Miniconto de segunda


Sobre os anjos da guarda:


1. Todo bebê tem um, às vezes dois. Nesses casos, não se trata de privilégio. É uma questão de oferta e demanda: por pura sorte, alguns bebês nascem em épocas em que um grande número de anjos simplesmente está desocupado. Acontece.

2. Durante os primeiros meses de vida, o bebê tem a companhia de um ou dois Anjos Sonoros. Salvo raríssimas exceções, esses anjos são calmos e gostam de cantar. Baixinho, é claro. Mas, diferente do que muita gente imagina, eles não tocam harpa. Isso é lenda. E o repertório varia demais: alguns interpretam peças clássicas. Outros preferem cantigas de roda. Também tem os que gostam de músicas indianas. Tudo muito suave e delicado.

3. Geralmente é a partir do décimo mês que os bebês passam a ser acompanhados pelos Anjos Ágeis. Esses não cantam e falam pouco. Mas, dependendo da necessidade, podem ter longas conversas com bebês indóceis, extremamente bagunceiros ou incrivelmente manhosos. De todo modo, é bom que se diga: sua principal missão não é acalmar, e sim, evitar acidentes. Por isso, são dotados de incrível perspicácia e agilidade -- verdadeiros atletas, correm pra lá e pra cá o tempo todo, sempre atentos a degraus, objetos pontiagudos, vidros, piscinas, lareiras, fogões e ferro de passar.

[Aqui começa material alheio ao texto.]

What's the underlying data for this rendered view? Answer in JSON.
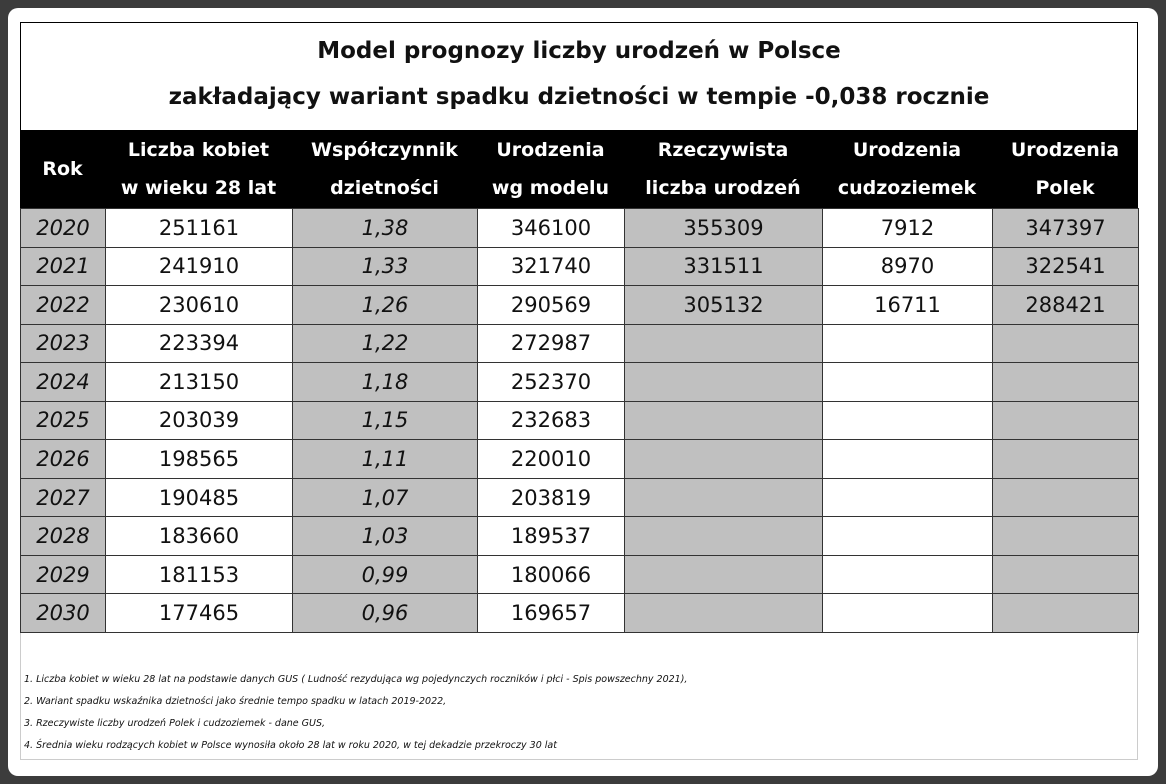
{
  "title": [
    "Model prognozy liczby urodzeń w Polsce",
    "zakładający wariant spadku dzietności w tempie -0,038 rocznie"
  ],
  "table": {
    "headers": [
      [
        "Rok"
      ],
      [
        "Liczba kobiet",
        "w wieku 28 lat"
      ],
      [
        "Współczynnik",
        "dzietności"
      ],
      [
        "Urodzenia",
        "wg modelu"
      ],
      [
        "Rzeczywista",
        "liczba urodzeń"
      ],
      [
        "Urodzenia",
        "cudzoziemek"
      ],
      [
        "Urodzenia",
        "Polek"
      ]
    ],
    "rows": [
      [
        "2020",
        "251161",
        "1,38",
        "346100",
        "355309",
        "7912",
        "347397"
      ],
      [
        "2021",
        "241910",
        "1,33",
        "321740",
        "331511",
        "8970",
        "322541"
      ],
      [
        "2022",
        "230610",
        "1,26",
        "290569",
        "305132",
        "16711",
        "288421"
      ],
      [
        "2023",
        "223394",
        "1,22",
        "272987"
      ],
      [
        "2024",
        "213150",
        "1,18",
        "252370"
      ],
      [
        "2025",
        "203039",
        "1,15",
        "232683"
      ],
      [
        "2026",
        "198565",
        "1,11",
        "220010"
      ],
      [
        "2027",
        "190485",
        "1,07",
        "203819"
      ],
      [
        "2028",
        "183660",
        "1,03",
        "189537"
      ],
      [
        "2029",
        "181153",
        "0,99",
        "180066"
      ],
      [
        "2030",
        "177465",
        "0,96",
        "169657"
      ]
    ]
  },
  "notes": [
    "1. Liczba kobiet w wieku 28 lat na podstawie danych GUS (  Ludność rezydująca wg pojedynczych roczników i płci - Spis powszechny 2021),",
    "2. Wariant spadku wskaźnika dzietności jako średnie tempo spadku w latach 2019-2022,",
    "3. Rzeczywiste liczby urodzeń Polek i cudzoziemek - dane GUS,",
    "4. Średnia wieku rodzących kobiet w Polsce wynosiła około 28 lat w roku 2020, w tej dekadzie przekroczy 30 lat"
  ]
}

4. Em algum momento entre o segundo e o terceiro ano de vida, os Anjos Ágeis são substituídos pelos Anjos Pessoais. Esses guardiões procuram ficar perto de quem tem o mesmo jeitão deles. Gostam de supervisionar temperamentos parecidos. Mais interativos, eles inspiram as idéias, despertam as curiosidades, acompanham as primeiras aventuras. E protegem, claro. Nunca esquecem de ser anjos.

5. É bom deixar claro: apesar do nome, nenhum anjo é exclusivo -- nada a ver com os "personal" issos e aquilos. Mais: o mesmo Anjo Pessoal fica de olho em muitas pessoas durante a vida inteira. À distância, mas sempre conectado.